Art. 24. O item VIII, do artigo 1º do Decreto-Lei nº 1.279, de 5 de julho de 1973, passa a ter a seguinte redação:

"VIII - 2% (dois por cento) para aplicação através da NUCLEBRÁS. em programas relacionados com pesquisa, lavra e avaliação de reservas de minérios nucleares"

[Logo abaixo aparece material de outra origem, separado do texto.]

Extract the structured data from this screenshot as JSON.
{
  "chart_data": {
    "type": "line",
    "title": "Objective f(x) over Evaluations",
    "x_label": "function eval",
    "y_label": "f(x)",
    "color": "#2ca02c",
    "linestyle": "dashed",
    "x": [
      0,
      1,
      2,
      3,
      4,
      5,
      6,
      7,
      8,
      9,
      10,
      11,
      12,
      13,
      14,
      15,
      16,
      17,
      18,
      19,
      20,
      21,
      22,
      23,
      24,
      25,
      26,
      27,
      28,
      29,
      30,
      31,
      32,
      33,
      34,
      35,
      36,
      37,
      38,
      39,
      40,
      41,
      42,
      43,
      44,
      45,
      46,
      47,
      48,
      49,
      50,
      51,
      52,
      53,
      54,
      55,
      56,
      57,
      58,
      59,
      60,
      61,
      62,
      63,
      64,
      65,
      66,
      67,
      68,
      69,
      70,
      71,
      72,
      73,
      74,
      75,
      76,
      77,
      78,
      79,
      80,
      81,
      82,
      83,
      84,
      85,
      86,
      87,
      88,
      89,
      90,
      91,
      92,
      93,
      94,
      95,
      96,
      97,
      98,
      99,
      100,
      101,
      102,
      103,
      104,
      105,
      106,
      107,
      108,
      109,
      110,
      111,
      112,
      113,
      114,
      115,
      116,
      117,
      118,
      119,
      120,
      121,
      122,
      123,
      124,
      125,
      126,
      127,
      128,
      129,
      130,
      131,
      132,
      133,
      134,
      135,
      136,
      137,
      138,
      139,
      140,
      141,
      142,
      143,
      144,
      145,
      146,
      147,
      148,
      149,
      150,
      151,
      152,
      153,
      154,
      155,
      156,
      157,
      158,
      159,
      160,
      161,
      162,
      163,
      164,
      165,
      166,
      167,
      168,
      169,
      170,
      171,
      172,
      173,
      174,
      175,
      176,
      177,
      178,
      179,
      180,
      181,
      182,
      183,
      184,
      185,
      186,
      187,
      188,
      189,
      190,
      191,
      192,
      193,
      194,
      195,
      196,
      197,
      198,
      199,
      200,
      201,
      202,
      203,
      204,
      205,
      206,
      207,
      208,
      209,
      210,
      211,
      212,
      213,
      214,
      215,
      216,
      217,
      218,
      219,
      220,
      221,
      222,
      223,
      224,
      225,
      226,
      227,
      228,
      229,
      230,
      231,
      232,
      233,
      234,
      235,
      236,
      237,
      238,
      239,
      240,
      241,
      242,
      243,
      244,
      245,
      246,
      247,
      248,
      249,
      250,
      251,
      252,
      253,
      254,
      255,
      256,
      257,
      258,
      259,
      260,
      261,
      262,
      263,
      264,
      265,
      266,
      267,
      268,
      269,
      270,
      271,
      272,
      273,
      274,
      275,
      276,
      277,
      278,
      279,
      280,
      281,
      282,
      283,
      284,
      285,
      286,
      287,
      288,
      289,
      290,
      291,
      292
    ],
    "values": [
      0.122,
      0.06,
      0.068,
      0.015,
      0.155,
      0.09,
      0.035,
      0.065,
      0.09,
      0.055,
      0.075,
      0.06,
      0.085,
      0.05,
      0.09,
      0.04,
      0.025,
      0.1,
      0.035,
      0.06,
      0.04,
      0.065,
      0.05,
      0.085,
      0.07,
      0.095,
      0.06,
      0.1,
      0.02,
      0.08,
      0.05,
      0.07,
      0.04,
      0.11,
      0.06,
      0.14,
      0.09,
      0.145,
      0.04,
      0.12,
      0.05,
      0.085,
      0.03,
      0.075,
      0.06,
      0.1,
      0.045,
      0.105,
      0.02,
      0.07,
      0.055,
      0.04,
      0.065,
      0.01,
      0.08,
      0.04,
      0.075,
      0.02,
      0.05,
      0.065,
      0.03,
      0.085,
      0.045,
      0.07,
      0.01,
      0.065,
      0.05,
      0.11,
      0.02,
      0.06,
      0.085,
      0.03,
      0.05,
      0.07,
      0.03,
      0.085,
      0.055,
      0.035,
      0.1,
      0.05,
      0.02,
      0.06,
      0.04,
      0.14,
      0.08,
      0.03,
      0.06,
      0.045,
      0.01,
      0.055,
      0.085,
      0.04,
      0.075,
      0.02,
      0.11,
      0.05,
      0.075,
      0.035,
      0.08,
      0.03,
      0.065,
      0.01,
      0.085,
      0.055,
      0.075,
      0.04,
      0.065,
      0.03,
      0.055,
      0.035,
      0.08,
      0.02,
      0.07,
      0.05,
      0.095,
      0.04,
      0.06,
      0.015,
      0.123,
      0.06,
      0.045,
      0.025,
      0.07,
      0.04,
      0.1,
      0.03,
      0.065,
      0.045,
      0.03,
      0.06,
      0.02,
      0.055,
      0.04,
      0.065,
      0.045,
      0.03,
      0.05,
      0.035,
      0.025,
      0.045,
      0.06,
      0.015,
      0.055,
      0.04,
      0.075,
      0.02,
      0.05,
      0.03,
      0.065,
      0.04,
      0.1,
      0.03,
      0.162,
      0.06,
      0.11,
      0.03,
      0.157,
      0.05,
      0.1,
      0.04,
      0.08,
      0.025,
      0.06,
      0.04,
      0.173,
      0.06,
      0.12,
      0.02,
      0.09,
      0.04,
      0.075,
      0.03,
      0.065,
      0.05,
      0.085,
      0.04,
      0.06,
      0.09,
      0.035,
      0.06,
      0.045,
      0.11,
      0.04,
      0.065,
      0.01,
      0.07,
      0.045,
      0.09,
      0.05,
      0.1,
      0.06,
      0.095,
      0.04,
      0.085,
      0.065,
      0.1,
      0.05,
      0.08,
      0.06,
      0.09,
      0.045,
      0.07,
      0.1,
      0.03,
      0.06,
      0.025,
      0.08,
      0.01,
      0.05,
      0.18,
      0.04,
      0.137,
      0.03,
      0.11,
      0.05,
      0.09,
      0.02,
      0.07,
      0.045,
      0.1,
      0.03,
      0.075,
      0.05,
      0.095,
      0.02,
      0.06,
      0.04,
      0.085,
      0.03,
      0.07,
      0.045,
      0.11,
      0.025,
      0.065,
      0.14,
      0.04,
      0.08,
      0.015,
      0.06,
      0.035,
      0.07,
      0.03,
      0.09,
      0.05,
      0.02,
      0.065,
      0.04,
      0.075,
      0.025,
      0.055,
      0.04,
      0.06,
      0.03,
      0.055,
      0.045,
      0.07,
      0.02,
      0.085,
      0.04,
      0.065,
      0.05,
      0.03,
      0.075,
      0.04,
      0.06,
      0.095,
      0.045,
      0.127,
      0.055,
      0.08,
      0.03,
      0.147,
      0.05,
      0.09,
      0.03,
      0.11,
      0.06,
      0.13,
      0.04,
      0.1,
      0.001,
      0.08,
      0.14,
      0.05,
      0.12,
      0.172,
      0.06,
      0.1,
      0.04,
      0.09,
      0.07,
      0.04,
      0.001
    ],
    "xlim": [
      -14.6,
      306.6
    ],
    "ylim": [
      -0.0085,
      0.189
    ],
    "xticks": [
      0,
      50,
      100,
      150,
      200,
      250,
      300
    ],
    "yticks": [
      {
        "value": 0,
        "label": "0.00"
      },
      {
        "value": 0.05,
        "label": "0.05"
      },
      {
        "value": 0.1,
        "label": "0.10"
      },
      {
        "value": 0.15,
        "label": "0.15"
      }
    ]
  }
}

Art. 25. Não se aplica à NUCLEBRÁS o disposto nos artigos 31 e 32, do Código de Mineração (Decreto-Lei nº 227, de 28 de fevereiro de 1967), quando se tratar de substâncias minerais associadas a minerais nucleares, ficando, outrossim, ampliado a favor da NUCLEBRÁS, de 10 (dez) vezes o número de autorizações de pesquisa para cada substância mineral, bem como de 5 (cinco) vezes o nº do limite máximo para a mesma classe de que trata o artigo 26, do Código de Mineração (Decreto-Lei nº 227, de 28 de fevereiro de 1967), estabelecendo-se também em 5.000 (cinco mil) hectares, a área máxima para cada autorização de pesquisa conferida à NUCLEBRÁS.

Art. 26. Esta Lei entrará em vigor na data de sua publicação, revogados os artigos 4, 5, 32, 33, 34, 35, 36 e 37, da Lei nº 4.118, de 27 de agosto de 1962 e o parágrafo do artigo 23, do Decreto-Lei nº 764, de 15 de agosto de 1969, e demais disposições em contrário.